Son frère regarda l’horizon sans répondre. Elle s’apprêta à reposer sa question quand elle fut interrompue par Marten. 

« Ah vous êtes là vous deux ! Les appela-t-il, nous allons devoir suivre ton idée, Jian, j’ai entendu dire que la halte suivante est déjà archi pleine. J’ai acheté à manger à un marchand ambulant plus loin, j’ai trouvé des couvertures aussi parce qu’on se les est gelé cette nuit ! »

Jian suivit Marten en commentant ses achats, laissant là sa sœur et ses interrogations. Elle regarda encore une fois le paysage mais ne put se résoudre à considérer cet endroit comme « chez-elle ». Elle rattrapa ensuite les deux hommes qui retournaient à la charrette.

Ils voyagèrent donc sans s’arrêter pendant toute la journée, la nuit puis encore la journée suivante, en s’alternant pour garder les rênes.

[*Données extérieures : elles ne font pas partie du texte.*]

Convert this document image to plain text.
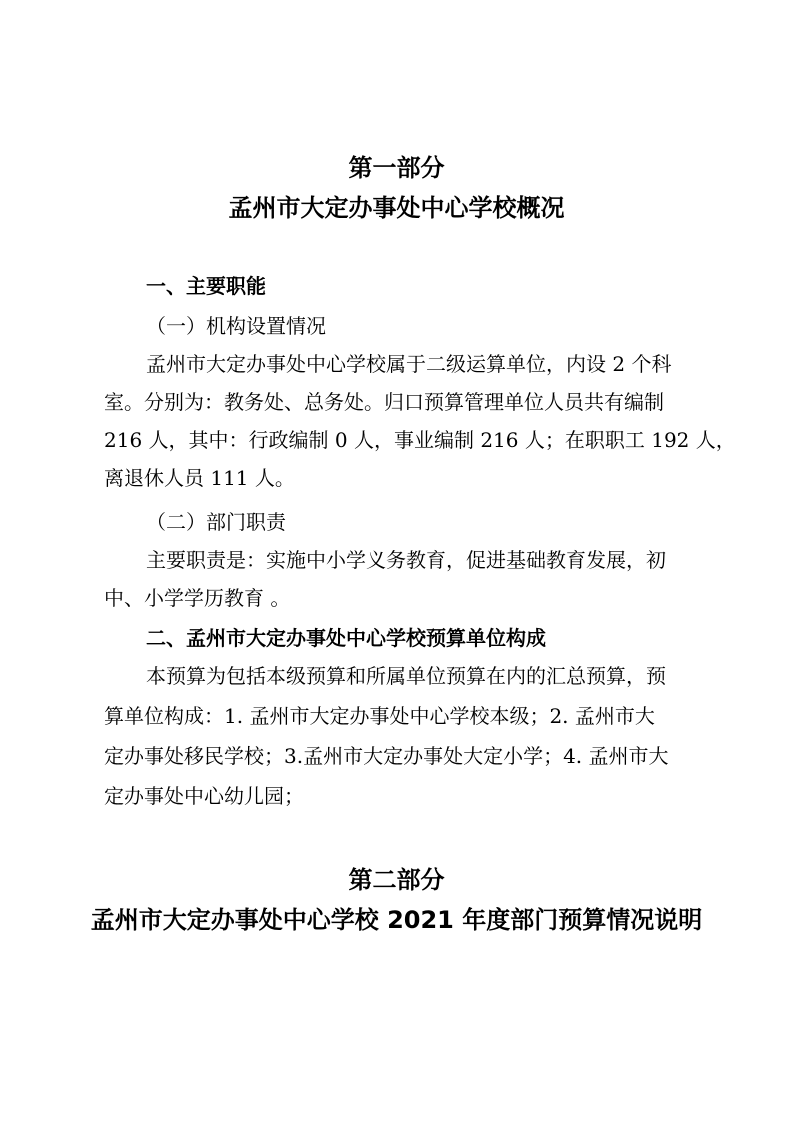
第一部分
孟州市大定办事处中心学校概况
一、主要职能
（一）机构设置情况
孟州市大定办事处中心学校属于二级运算单位，内设 2 个科
室。分别为：教务处、总务处。归口预算管理单位人员共有编制
216 人，其中：行政编制 0 人，事业编制 216 人；在职职工 192 人，
离退休人员 111 人。
（二）部门职责
主要职责是：实施中小学义务教育，促进基础教育发展，初
中、小学学历教育 。
二、孟州市大定办事处中心学校预算单位构成
本预算为包括本级预算和所属单位预算在内的汇总预算，预
算单位构成：1. 孟州市大定办事处中心学校本级；2. 孟州市大
定办事处移民学校；3.孟州市大定办事处大定小学；4. 孟州市大
定办事处中心幼儿园；
第二部分
孟州市大定办事处中心学校 2021 年度部门预算情况说明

Elody vit la capitale grossir au fur et à mesure de leur avancée et le jour suivant, elle occupait tout l’horizon, les plongeant dans l’ombre et le froid. Sa silhouette était des plus atypiques : cinq énormes enceintes s’agençaient les unes sur les autres, de plus en plus hautes et de plus en plus étroites. La dernière était surmontée de dômes et de tourelles, laissant deviner la partie la plus fastueuse de la ville. Le pont semblait aboutir à la hauteur de la troisième  enceinte. En regardant plus bas, Elody fut encore plus étonnée de la taille de la ville ; elle s’étendait encore sur des centaines de lieux sur le sol !

Ils arrivèrent devant les portes de la ville en début d’après-midi et durent encore faire la file pour les contrôles. Les soldats étaient nombreux et bien armés, portant tous une armure d’acier et un manteau bleu ; un carandou couronné ornant leur plastron et les drapeaux qui flottaient au-dessus d’eux.

 Arrivés à leur hauteur, elle ne put s’empêcher d’être tendue et se cala bien au fond de la charrette. Les contrôles ne posèrent cependant pas de problème, les soldats étant pressés de faire avancer la file de marchands. Ils traversèrent le pont-levis et Elody risqua un coup d’œil à l’extérieur ; les portes étaient gigantesques, gardées par l’immense statue d’un roi à cheval. Des hommes gisaient à ses pieds et Elody put y reconnaitre des Kuvraks.

Cette statue semblait être, comme cette ville, l’incarnation de cette interminable guerre. La source de leur souffrance, leur haine et de leur désespoir se trouvait derrière ces portes et elle dépassait tout ce qu’Elody pouvait imaginer. Elle qui était partie pleine de force et de volonté, elle se sentait bien petite face à l’immensité de cette ville.

Après un long voyage de près de quatre mois, ils arrivèrent enfin à Van’Dah’Nashiah.